Auteur du rassurant « Wonderful Glorious » en février dernier, Eels en a profité pour fouler tout récemment quelques scènes françaises. L’occasion de revoir sur scène un artiste rare dont la tristesse récurrente des compositions a toujours reflété une personnalité atypique, pas toujours facile à comprendre.

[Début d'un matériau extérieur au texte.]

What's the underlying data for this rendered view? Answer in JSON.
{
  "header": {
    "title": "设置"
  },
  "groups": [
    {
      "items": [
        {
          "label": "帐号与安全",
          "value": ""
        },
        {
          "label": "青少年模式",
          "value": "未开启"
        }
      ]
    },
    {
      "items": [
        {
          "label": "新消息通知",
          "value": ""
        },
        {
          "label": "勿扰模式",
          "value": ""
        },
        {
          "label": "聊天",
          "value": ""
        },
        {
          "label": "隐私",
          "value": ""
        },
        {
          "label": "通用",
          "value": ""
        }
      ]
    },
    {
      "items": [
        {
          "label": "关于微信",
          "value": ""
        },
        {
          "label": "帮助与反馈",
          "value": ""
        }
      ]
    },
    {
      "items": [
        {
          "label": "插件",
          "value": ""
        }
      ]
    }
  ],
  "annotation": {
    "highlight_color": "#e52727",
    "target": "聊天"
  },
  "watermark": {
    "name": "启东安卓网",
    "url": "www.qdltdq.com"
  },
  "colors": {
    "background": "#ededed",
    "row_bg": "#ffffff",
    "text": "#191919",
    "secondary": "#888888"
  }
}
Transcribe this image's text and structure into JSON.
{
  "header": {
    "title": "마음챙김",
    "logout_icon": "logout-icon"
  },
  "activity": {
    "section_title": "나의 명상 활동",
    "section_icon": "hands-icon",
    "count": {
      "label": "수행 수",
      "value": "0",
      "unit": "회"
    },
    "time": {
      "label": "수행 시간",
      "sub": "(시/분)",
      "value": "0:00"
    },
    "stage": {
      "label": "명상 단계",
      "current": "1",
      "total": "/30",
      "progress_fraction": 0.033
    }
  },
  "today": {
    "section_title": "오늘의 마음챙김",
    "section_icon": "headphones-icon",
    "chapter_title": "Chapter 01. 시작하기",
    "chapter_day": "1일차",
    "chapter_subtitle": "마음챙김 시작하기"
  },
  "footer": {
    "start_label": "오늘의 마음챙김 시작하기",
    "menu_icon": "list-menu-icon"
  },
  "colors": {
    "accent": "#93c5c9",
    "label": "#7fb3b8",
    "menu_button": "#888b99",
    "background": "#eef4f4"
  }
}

Pour cela, rien de mieux que de se replonger dans « Tais Toi ou Meurs », autobiographie parue il y a quelques années, signée par un Mark Oliver Everett qui met cartes sur table durant un peu plus de deux cents pages.

De ses débuts jusqu’à ce qu’il s’attèle à sa récente trilogie, il dit tout ou presque: Everett affiche aussi haut son amour pour la musique qui l’a sauvée que sa haine du music business, défend sa totale indépendance face au métier comme face à son public, met ses sentiments à nu, aborde sans pudeur son dysfonctionnement social responsable de sa solitude comme de ses nombreuses ruptures amoureuses, et revient sur les multiples tragédies qui n’ont cessé de ponctuer une vie que la mort n’a cessé de poursuivre. C’est alors dans le détail qu’il expose les moments les plus difficiles de son existence: la mort de son père (génie scientifique auteur de la « théorie des mondes multiples »), de sa cousine hôtesse de l’air dans les avions du 11 septembre 2001, du suicide de sa soeur suivi un an plus tard du décès de sa mère atteinte d’un cancer, puis celui d’un proche compagnon de route.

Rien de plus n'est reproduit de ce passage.